What Do You Need for a CRB Check

This page translates the official guidance into plain English for tutors, parents, schools and tutoring organisations.

What Do You Need for a CRB Check needs a practical answer rather than jargon, especially for tutors who are trying to compare routes, timing, cost, and suitability.

Many searchers still use CRB language, but CRB was replaced by DBS, so modern guidance normally appears under DBS wording. This page turns the official guidance into a tutor-friendly explanation, keeping the wording simple without losing the important legal distinctions around level, route, and eligibility. It also fits into the wider “dbs tracking” content cluster, so related pages on this site cover the adjacent questions people usually ask next.

Need a tutor-focused next step?

Use the apply-now page when you want to move from explanation to action.

See the tutor application route

Quick takeaways

  • Use the official route that matches the level of check.
  • Keep the process simple by getting the identity step right first.
  • Check whether the role is eligible before chasing a higher level.
  • Use /apply-now when you are ready to move beyond research.

How the application route works

You can apply for a Basic DBS check yourself. Standard and Enhanced checks are role-specific and normally go through an employer, registered body, or eligible umbrella route. That is the first rule that decides your route.

For tutors, the key admin question is who is entitled to start the application. A person can often arrange their own Basic check, but higher-level routes depend on the role and the route used.

  • Confirm the level you need.
  • Use the correct route for that level.
  • Complete identity checks carefully.
  • Keep the reference number for tracking.

The identity and form step

For Standard and Enhanced applications, applicants are encouraged to give full details, including all previous names and a full 5-year address history. The ID guidance uses a route-based process and increasingly encourages digital identity checks where suitable documents are available.

This is the stage where preventable delays happen. The more complete the name and address history, the easier it is for the application to move cleanly through validation.

Ready to stop comparing routes?

This site is designed to make the decision clear first, then point you to the next practical step.

Go to /apply-now

Common mistakes during the application stage

Application pages are most useful when they explain what not to do as well as what to do. Do not start with the wrong level, do not guess at the ID rules, and do not assume a provider can make an ineligible role eligible.

Treat the form and ID stage as the foundation of the whole process. A clean start saves time later.

When to move on from research

Once you understand the route, the next question is whether you want to keep researching or actually move into a tutor-focused application path.

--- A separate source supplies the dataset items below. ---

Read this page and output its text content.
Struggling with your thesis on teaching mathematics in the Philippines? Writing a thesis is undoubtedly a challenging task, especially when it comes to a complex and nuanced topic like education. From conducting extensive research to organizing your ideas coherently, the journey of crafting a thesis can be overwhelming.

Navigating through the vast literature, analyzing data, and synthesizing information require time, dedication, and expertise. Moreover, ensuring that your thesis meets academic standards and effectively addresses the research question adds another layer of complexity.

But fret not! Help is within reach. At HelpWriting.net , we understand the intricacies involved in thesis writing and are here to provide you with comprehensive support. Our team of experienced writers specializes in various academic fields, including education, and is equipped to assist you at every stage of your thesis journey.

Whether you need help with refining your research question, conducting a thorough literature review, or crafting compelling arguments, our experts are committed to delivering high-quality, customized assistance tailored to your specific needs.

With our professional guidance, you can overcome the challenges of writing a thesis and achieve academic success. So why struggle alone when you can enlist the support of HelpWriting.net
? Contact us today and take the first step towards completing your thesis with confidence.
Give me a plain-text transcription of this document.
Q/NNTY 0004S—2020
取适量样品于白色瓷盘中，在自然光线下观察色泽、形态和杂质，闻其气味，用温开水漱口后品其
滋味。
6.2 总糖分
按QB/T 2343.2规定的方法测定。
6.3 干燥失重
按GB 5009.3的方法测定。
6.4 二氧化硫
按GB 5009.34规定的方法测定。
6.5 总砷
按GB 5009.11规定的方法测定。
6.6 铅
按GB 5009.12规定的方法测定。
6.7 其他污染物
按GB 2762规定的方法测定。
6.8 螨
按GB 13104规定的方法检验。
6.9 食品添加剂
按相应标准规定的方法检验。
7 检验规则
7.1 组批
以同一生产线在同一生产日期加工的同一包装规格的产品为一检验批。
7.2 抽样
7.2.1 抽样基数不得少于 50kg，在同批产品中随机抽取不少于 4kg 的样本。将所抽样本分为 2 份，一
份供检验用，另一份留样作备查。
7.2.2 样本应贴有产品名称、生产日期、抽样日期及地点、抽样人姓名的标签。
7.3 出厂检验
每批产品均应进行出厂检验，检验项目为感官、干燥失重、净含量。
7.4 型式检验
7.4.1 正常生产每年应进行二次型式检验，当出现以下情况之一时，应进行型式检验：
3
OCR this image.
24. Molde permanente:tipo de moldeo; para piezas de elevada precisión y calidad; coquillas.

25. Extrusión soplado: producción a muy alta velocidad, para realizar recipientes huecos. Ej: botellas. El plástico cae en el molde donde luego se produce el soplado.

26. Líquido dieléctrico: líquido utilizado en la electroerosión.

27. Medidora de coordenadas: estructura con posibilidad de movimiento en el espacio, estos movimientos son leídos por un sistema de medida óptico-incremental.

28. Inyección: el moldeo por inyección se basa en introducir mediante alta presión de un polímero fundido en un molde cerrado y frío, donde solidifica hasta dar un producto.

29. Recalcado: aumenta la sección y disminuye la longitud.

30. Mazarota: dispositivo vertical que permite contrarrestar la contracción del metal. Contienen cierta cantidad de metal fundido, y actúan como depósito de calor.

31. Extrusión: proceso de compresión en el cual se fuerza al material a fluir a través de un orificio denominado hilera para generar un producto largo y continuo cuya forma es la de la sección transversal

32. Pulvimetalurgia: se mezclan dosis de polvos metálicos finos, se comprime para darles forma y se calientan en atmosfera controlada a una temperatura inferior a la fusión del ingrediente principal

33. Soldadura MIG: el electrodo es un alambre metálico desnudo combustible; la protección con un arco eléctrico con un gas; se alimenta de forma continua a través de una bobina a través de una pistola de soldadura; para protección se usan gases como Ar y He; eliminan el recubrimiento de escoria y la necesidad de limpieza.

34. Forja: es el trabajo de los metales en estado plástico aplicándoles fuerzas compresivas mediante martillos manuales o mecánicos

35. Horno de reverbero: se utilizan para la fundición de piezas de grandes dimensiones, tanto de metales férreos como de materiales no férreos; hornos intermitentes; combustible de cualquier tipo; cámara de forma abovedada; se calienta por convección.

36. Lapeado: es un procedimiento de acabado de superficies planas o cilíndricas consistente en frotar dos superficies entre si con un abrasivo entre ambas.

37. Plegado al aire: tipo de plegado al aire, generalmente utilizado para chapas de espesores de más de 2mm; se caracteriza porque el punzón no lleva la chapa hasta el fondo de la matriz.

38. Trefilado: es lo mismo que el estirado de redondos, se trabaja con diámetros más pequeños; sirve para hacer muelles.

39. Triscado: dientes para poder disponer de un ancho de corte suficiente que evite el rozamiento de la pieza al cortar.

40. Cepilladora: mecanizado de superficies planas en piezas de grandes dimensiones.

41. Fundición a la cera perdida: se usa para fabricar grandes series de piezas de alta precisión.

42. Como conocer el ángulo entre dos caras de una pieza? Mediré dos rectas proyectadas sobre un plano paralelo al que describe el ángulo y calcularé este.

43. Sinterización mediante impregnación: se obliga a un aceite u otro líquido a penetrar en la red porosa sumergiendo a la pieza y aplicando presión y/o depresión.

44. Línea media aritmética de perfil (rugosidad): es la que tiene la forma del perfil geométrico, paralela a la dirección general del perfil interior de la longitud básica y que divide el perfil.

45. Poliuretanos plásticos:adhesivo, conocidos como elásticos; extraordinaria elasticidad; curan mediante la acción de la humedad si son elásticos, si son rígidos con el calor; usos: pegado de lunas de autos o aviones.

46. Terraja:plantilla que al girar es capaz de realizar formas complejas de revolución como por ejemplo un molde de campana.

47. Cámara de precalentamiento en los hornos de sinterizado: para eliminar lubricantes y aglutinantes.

The safest next step is not to guess. Confirm the role, level and route, then move to the apply-now page when you want a tutor-focused process rather than another explainer.

Common questions

How should I use this page?

Use it to understand the route, the level and the practical next step before moving to the apply-now page.

Can I rely on one old certificate forever?

No. Even without an official expiry date, the person relying on it decides whether it is recent enough.

Why are there so many similar DBS pages?

Because people search for the same underlying topic in many slightly different ways, and each page answers one keyword clearly.

What is the best next step after reading?

Use the apply-now page when you want a tutor-focused route rather than another explainer.

Done with the research phase?

Done with the research phase? The next step is waiting on the apply-now page.